Гаота захлопала глазами и покосилась на соседей по столу. Юайс сам посмотрел на Гаоту, словно собирался ей что-то сказать, но не сказал ничего. Глума, как и Гаота, явно была погружена в свои мысли, хотя и не позволяла себе расслабиться, то и дело оглядывала едоков, которых, впрочем, было немного.
Трапеза не затянулась, вскоре троица заняла места в седлах и почти мгновенно добралась до близкой ярмарочной площади, где Юайс велел спешиваться, поручать лошадей дозорным, которые уже ждали своих подопечных, и не отставать от него. Сказав это, он двинулся к разноцветным шатрам, собираясь нырнуть в один из торговых рядов.
– А сюда нам зачем? – поинтересовалась Гаота, глотая слюну от блеска леденцов и запаха вываренных в меду орехов.
– Мне нужна дудка, – объяснил Юайс. – Или хорошая свистулька.

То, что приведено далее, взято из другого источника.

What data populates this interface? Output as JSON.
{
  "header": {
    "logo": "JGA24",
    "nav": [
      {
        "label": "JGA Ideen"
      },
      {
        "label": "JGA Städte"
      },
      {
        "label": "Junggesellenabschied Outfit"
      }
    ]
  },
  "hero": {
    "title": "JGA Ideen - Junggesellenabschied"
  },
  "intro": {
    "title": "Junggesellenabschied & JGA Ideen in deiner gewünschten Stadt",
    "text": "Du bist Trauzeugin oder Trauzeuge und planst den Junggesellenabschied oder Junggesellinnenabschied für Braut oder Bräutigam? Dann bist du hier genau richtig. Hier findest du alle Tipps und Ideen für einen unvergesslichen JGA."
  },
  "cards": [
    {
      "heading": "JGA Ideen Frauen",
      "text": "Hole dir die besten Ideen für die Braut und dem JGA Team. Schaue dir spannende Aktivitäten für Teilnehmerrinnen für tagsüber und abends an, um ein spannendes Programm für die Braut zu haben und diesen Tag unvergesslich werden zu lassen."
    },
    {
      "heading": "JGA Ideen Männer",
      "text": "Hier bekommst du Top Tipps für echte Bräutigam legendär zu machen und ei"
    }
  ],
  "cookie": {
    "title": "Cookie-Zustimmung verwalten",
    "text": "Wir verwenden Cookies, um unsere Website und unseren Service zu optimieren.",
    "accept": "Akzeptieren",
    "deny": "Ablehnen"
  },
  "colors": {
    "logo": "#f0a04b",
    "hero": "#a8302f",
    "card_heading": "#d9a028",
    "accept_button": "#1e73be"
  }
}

– Зачем? – нахмурилась Глума. – Опасное это дело – свистульки. Ваш усмиритель вчера досвистелся.
– И даже не почувствовал, что я излечила ему руку, – грустно заметила Гаота.
– Еще бы он почувствовал что-то, выпив целый кувшин вина, – улыбнулся Юайс. – Ничего, зато будет удивлен, если захочет поковырять в носу «больной» рукой. Он славный парень, кстати.
– Я заметила, – кивнула Глума. – Веселый. Иногда. Ваш судья тоже не мерзавец, но его что-то гнетет.
– То же самое, что и меня, – заметил Юайс. – Смотри-ка, стражник правильно сказал: вот и дудки, барабаны, бубны и даже всякая струнная неразбериха. Есть возможность продолжить наше бытие с музыкой.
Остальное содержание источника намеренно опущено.